Les mains s'avancent et cherchent à trouver la pensée afin d'installer ensemble l'espace d'une nouvelle conjonction. Roberto Juarroz, quatorzième poésie verticale.


Se (si)tuer. S'envisager sous l'angle mort de l'esprit en échelle arborescent, aborigène, fluorescent, hétérogène. Dans un instant d'éclat, (qui sublime le reste), hystérisé, transcendé, se rendre compte explorer la grâce de la conjoncture des multiples rythmes hébergés jusqu'à présent depuis toujours la quête incessante harassante de quelque chose : yakekchoz.

1° Observer : Le foisonnement sans aucun doute ultraprésent (le temps) de toute part (l'espace). Les essences discutent entre elles, le rhizome en est notre mode d'appréhension. Le maître organisateur d'une pensée constante et révélatrice, et constitutive de nouvelles émergences de corps.

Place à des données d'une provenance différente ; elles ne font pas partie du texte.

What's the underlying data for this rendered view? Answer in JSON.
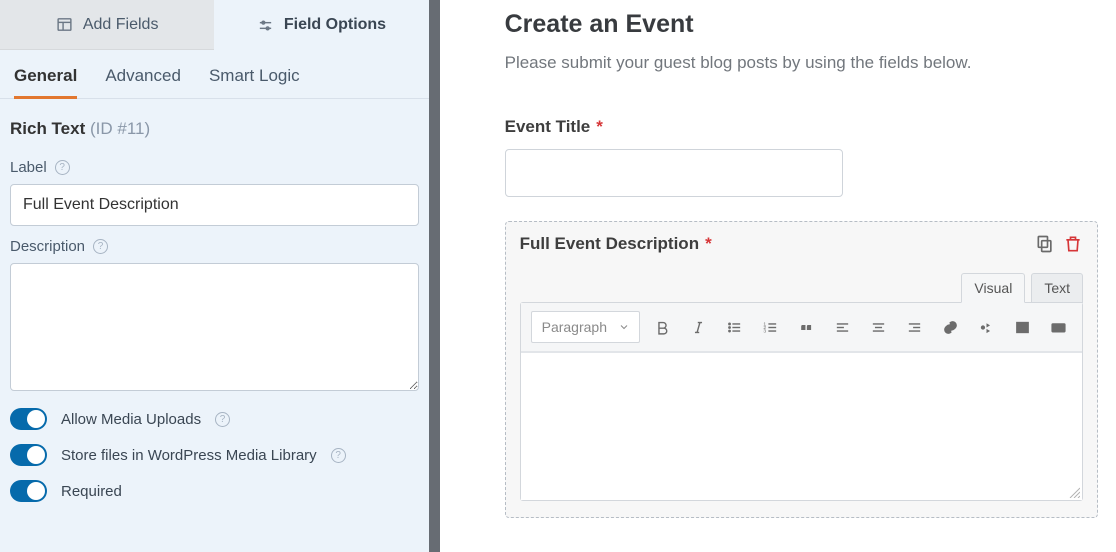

2° Juste émettre la possibilité de rendre lisible des interelations omiprésentes omnipotentes à l'infini. Alors développer, mettre en branle la multiplicité saturation sus dites, toutes les strates, échelles, paramètres. A mettre en exergue. Instaurer le global. A traiter comme un système quoi qu'il en soit il établit avec eux, elles nous vous « communiKeïchun ». Mettre en relation (« mais la les relations sont ici sous jacentes évidentes ça crève les yeux faudrait pas en avoir pour pas les voir »).Polyphonie dialectique.

3° Ici mon rôle : non spécialiste, non classable, incompétente, inconstante, instable. Jamais choisir. 1 regard à zoom hyperpuissant rétine extra attentive elles capent les mains leur relais. ETABLIR un ensemble, les éléments [re]liés, transagencement, patch, pose, détourne, [ré]envisage, donne l'aspect et voilà.

4° si on retire le tout, reste le corps...ou son antithèse.